There is no single word that effectively describes the despair that stroke causes.  Rather I’d have to say that this experience has added to my vocabulary, forcing me to search out SAT/GRE words that attempt to convey the complex emotions I feel from dawn to dusk and through my dreams/nightmares. While Dad didn’t die, much of the man that I grew up with did.  I was left (barely) standing only to know that the road ahead would be long, emotional, uncertain and painful in every way possible.

Now, please don’t mistake me for a pessimist. I’m generally optimistic and upbeat.  In this case my job left me with the “advantage” of seeing the shape of our potential future, and based on what existed in the current healthcare system to help Dad, my goal (getting my entire Dad back) seemed daunting.  I’m an outpatient physical therapist. I’ve seen (from a healthcare providers perspective) how devastating stroke can be on a life.  What I didn’t know is how naive I actually was.  I couldn’t possibly begin to empathize with what the life of a stroke victim, and the life of their loved ones, actually looked like.  Consider this my apology to every patient (and their family) that I worked to rehab in the past, despite not fully understanding how devastating what you were enduring actually was.

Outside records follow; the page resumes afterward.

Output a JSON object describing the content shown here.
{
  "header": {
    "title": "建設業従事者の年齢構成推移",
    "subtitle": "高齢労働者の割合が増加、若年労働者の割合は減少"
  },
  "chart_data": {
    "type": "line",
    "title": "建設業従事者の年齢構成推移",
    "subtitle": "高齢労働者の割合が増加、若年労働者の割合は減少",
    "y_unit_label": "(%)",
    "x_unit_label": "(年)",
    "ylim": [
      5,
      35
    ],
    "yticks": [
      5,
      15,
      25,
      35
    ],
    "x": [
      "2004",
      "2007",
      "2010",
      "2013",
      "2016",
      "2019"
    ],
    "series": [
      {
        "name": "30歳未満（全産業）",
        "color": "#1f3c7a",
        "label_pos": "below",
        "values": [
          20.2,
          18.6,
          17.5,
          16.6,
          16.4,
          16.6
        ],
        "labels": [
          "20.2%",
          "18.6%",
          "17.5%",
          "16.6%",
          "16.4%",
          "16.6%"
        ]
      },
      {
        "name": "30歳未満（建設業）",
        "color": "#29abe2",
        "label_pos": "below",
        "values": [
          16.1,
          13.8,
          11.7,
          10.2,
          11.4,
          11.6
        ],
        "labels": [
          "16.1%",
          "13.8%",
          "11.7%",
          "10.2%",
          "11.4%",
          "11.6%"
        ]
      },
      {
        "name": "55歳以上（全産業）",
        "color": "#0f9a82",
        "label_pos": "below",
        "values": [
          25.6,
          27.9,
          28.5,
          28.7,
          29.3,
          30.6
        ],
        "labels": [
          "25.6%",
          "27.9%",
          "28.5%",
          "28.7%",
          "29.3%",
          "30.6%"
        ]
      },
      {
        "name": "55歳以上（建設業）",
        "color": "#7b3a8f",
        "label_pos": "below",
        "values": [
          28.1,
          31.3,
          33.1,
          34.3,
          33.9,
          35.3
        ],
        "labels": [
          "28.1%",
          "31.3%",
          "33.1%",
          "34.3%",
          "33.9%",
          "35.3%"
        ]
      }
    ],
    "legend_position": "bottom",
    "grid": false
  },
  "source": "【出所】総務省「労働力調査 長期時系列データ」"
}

This is blog will serve as documentation of Dad’s recovery and treatment.  I’ll detail each and every intervention we have used, reference literature and provide guidance to those who need help.  But because I feel that this alone isn’t enough to help others, I’ll also describe the things that you won’t find in a textbook or the medical journals.  Those moments that tear you apart, send you over the moon and leave you lost in between.  My intention is to share the personal – and in doing so help others (especially those healthcare workers out there with no personal experience) see what stroke actually looks like.

“I’m too positive to be doubtful.  To optimistic to be fearful. And to determined to be defeated.”